How does a conservative or Republican know he/she is on the wrong track? The wrong people love what you’re doing. U.S. Secretary of Education Margaret Spellings elicits this reaction from the president of the National Education Association teachers union to her proposal to relax No Child Left Behind provisions in some states, possibly including Georgia, so that fewer schools are designated as failing: “This is something good, something we’ve been advocating.” NCLB is toast anyway if Democrats control Congress and the White House next year.
Actress Halle Berry and male model Gabriel Aubry have a daughter, her first child. The two don’t plan to marry, but she wants you to know that they feel fully committed to each other. Semi-fully, anyway. Playing a mother in her latest movie helped convince her to be one.
Thank Georgia Supreme Court justices Harold Melton, Harris Hines, George H. Carley and Hugh P. Thompson for failing to cave in to candlelight-vigil justice in the case of Troy Anthony Davis, murderer of Savannah police officer Mark Allen MacPhail in 1989. Recanted testimony that is suspect or consists of “a carefully worded and vague account that can be represented as stating one thing when it might very well state the opposite” (a phrase from the majority opinion) is no reason to question his original conviction —- despite the PR effort to get him a new trial.

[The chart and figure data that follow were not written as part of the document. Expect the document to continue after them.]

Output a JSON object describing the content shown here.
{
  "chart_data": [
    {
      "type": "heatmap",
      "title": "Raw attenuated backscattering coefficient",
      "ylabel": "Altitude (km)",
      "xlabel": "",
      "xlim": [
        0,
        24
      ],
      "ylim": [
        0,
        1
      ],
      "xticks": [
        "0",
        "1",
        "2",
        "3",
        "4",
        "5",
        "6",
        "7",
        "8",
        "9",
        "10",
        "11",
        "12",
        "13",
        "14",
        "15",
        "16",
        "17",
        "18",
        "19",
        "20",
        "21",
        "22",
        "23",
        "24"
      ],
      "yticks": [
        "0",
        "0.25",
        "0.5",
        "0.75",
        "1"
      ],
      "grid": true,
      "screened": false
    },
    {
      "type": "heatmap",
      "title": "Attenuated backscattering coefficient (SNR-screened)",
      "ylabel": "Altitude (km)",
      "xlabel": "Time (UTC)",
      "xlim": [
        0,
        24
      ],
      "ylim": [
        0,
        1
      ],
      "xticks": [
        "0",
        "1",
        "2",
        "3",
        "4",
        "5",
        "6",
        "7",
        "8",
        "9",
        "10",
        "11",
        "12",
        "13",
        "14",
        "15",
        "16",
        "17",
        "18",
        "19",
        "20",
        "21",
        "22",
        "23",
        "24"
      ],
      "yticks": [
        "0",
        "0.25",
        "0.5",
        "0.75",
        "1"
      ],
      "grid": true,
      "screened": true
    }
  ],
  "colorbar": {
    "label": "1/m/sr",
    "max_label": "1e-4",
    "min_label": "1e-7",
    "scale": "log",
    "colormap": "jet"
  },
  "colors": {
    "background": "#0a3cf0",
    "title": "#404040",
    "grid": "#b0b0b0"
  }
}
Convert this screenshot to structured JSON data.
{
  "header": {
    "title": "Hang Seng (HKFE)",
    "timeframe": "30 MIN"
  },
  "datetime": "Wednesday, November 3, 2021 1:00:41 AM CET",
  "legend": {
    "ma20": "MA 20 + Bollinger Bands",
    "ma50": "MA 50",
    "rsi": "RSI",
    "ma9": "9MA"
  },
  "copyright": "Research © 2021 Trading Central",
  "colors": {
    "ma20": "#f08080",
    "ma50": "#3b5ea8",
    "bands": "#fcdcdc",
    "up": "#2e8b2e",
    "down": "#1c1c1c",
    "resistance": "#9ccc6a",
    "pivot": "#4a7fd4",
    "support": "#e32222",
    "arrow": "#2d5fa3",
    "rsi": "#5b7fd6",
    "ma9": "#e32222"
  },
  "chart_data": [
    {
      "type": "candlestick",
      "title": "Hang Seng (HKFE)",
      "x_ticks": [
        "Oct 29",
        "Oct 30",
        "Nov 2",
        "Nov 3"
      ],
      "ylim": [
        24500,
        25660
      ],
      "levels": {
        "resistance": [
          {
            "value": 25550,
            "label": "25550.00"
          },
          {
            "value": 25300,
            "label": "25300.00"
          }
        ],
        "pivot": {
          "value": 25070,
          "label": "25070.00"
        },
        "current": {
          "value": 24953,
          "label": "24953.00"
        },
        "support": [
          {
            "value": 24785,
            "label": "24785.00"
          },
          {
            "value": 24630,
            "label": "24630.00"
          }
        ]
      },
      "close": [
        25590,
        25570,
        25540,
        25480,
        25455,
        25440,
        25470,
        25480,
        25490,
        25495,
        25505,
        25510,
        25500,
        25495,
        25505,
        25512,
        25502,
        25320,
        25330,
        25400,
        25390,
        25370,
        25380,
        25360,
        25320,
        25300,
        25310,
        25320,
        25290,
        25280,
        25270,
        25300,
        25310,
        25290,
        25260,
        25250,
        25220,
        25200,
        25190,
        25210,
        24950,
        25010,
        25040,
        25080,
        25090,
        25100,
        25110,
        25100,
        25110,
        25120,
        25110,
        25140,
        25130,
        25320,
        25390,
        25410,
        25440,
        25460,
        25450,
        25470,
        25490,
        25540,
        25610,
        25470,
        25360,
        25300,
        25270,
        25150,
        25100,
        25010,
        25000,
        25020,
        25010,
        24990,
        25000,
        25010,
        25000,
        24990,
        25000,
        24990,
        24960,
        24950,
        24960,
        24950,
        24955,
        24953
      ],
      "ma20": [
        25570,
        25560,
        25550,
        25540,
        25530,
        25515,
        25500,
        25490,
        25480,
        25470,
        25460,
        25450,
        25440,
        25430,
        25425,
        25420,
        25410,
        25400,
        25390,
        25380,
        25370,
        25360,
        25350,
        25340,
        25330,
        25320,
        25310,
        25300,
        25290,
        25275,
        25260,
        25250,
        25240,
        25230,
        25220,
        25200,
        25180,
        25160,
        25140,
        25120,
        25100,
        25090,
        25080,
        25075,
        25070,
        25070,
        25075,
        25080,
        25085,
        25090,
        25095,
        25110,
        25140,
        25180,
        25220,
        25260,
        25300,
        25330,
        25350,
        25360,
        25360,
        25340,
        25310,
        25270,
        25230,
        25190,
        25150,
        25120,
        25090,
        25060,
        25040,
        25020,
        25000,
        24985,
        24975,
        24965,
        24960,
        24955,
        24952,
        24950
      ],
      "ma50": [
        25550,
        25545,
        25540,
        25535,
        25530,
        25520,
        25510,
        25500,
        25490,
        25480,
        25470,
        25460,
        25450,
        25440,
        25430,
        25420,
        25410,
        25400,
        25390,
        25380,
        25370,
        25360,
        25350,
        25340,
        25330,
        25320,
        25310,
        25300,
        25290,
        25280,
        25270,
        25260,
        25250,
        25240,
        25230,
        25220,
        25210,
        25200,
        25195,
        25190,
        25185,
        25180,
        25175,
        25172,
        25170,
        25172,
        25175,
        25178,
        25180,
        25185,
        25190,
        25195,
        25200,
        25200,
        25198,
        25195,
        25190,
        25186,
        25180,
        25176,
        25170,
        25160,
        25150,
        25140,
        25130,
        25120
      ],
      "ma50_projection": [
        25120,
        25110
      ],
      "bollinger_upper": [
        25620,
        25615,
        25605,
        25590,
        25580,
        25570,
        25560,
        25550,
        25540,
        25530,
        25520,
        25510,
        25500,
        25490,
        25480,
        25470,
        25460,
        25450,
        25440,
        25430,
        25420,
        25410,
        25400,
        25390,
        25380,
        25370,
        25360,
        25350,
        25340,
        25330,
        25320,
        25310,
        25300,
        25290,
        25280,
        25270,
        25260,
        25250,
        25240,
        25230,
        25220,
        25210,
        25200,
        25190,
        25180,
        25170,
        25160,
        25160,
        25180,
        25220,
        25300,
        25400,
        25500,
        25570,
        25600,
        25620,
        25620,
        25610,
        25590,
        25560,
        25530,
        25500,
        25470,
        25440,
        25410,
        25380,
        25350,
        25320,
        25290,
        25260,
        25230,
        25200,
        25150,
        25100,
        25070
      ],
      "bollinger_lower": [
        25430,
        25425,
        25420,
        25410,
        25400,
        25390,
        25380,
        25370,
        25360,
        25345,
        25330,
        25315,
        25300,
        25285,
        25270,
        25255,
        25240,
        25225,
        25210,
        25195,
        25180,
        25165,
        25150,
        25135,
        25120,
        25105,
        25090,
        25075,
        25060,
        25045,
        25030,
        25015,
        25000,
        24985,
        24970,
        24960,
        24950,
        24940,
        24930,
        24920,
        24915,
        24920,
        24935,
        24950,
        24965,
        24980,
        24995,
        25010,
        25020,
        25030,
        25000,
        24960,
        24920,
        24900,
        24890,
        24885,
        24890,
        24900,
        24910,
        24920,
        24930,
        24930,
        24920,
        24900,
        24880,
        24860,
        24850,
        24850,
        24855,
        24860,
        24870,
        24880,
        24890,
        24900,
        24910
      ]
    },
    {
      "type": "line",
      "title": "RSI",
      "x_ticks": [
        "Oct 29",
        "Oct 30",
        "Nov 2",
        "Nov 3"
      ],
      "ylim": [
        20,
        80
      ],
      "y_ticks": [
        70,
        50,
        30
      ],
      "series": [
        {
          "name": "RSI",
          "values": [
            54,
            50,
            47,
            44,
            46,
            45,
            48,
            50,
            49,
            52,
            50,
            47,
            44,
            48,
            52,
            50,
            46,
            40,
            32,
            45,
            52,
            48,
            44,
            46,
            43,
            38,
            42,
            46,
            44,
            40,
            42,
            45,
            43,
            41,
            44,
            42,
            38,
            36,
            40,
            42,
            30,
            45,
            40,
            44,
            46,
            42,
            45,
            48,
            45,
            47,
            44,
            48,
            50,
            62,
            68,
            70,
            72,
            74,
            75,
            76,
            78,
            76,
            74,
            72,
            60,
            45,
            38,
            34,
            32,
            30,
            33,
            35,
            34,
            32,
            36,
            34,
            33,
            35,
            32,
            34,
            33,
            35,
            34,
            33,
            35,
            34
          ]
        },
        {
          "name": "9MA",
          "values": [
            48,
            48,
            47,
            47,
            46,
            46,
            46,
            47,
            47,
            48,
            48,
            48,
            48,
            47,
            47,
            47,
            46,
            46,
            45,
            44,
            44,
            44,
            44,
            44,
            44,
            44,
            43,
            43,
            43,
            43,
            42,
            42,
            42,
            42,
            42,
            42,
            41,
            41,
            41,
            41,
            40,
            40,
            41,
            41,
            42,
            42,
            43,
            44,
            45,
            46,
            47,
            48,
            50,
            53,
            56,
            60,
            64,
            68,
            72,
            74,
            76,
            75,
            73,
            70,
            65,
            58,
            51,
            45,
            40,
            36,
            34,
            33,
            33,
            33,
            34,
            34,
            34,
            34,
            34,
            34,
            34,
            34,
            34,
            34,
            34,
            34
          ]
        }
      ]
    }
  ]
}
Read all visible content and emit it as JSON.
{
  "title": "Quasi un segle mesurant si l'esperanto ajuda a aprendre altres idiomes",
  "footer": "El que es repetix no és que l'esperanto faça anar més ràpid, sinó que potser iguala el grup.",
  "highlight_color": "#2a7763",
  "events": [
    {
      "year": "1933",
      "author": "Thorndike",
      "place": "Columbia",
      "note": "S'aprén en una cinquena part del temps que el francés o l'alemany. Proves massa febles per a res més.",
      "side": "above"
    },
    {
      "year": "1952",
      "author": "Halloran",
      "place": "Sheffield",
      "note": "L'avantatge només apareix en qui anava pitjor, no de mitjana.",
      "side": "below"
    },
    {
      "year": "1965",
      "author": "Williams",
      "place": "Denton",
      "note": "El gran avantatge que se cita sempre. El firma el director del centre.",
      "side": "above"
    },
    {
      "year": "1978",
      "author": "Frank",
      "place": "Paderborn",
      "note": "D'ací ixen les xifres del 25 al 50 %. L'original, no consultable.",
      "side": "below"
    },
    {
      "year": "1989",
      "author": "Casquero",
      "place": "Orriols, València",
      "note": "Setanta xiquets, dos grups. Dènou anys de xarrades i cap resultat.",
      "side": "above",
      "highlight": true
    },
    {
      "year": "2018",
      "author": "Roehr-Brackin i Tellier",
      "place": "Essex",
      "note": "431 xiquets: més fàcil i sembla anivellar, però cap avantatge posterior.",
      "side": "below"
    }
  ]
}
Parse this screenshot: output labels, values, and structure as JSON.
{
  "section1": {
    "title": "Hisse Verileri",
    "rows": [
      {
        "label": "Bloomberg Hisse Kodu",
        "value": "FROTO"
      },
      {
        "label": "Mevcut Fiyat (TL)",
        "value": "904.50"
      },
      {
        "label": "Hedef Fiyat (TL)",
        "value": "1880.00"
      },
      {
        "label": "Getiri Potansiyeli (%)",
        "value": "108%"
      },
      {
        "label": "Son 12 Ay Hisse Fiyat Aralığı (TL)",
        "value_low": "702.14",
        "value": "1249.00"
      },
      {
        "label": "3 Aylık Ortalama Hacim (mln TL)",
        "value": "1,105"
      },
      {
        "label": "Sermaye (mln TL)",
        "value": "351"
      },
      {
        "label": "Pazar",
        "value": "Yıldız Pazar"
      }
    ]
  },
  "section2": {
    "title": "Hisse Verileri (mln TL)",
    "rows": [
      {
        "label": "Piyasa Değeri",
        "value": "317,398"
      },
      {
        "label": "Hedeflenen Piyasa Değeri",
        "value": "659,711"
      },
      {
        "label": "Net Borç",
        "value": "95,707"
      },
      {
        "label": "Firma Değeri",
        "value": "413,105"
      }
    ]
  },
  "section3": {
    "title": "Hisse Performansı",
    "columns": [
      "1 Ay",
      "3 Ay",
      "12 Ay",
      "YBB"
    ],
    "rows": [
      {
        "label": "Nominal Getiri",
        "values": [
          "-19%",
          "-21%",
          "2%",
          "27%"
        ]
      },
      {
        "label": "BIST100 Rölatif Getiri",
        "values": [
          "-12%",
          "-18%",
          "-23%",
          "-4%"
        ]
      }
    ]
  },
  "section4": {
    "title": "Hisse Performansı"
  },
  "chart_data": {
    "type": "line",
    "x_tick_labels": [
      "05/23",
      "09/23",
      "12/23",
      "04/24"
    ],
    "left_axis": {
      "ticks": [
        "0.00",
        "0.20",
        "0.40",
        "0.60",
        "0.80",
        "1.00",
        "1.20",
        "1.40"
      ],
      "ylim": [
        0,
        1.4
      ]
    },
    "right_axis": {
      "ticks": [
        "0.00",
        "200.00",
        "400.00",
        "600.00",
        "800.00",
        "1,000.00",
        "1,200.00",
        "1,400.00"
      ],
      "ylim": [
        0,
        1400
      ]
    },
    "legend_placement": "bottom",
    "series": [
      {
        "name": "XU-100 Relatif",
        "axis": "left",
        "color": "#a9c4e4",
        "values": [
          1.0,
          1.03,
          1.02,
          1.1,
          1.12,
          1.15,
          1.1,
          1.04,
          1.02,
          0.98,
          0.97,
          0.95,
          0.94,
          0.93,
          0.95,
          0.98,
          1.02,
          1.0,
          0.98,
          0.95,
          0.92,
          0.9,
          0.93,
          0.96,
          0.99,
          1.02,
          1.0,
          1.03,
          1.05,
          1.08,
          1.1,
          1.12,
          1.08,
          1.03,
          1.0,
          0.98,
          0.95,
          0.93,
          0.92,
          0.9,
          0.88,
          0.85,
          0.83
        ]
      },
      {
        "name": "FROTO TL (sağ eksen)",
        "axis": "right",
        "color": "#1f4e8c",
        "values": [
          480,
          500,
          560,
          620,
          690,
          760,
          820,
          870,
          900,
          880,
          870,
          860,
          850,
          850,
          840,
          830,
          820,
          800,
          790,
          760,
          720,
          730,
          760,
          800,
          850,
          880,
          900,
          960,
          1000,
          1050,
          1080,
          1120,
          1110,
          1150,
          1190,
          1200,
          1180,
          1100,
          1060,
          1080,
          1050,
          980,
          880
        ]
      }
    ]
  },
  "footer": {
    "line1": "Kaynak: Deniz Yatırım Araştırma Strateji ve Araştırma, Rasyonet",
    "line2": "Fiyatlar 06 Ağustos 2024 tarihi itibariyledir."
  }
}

Headline: “Migrants fear changes in Georgia.” Would that be legal immigrants or illegal? —- ‘cause they’re different.
Some Decatur school board members are “threatening” to withdraw a request to become a charter school system if the General Assembly passes House Bill 881, which would set up a state alternative for granting charters and would establish that the money follows the child. What’s with these low-level board members making demands on the state? The Grady board did it, too, insisting that they’d hold their breath until the state agreed to a list of demands. If the Decatur board decides charter status is not the route to go, give it up. No hard feelings. Do it.
Gwinnett expands its tax-giveaway program to business. Giveaways ought to be illegal anywhere in metro Atlanta. Growth is coming. State and local governments should be giving business, and the rest of us, fair treatment, good service and a qualified work force. Incentivize development in the boondocks, where it otherwise won’t go.
Relocating the Georgia Department of Corrections to the old Tift College campus on I-75 in Forsyth is a smart move, even if the initial cost to prepare the campus is $50 million. It helps traffic congestion in Atlanta and it spreads growth around the state. Move one major department to Augusta, Macon, Savannah and Columbus, one small department to Albany, Rome, Valdosta and the Statesboro-Dublin area. Leave storefront operations near the Capitol, to be immediately available to the governor and General Assembly. A state department could save or grow lots of cities. No need, really, for them to be here.
DeKalb CEO Vernon Jones picked up serious primary opposition this week: former state Rep. Jim Martin of Atlanta. Good guy, but he starts off sounding just like national Democrats: “I believe we should respect our troops by using them more effectively and taking better care of them when they come home.” Democrats have decided a version of that line is the safe way to frame their opposition on Iraq.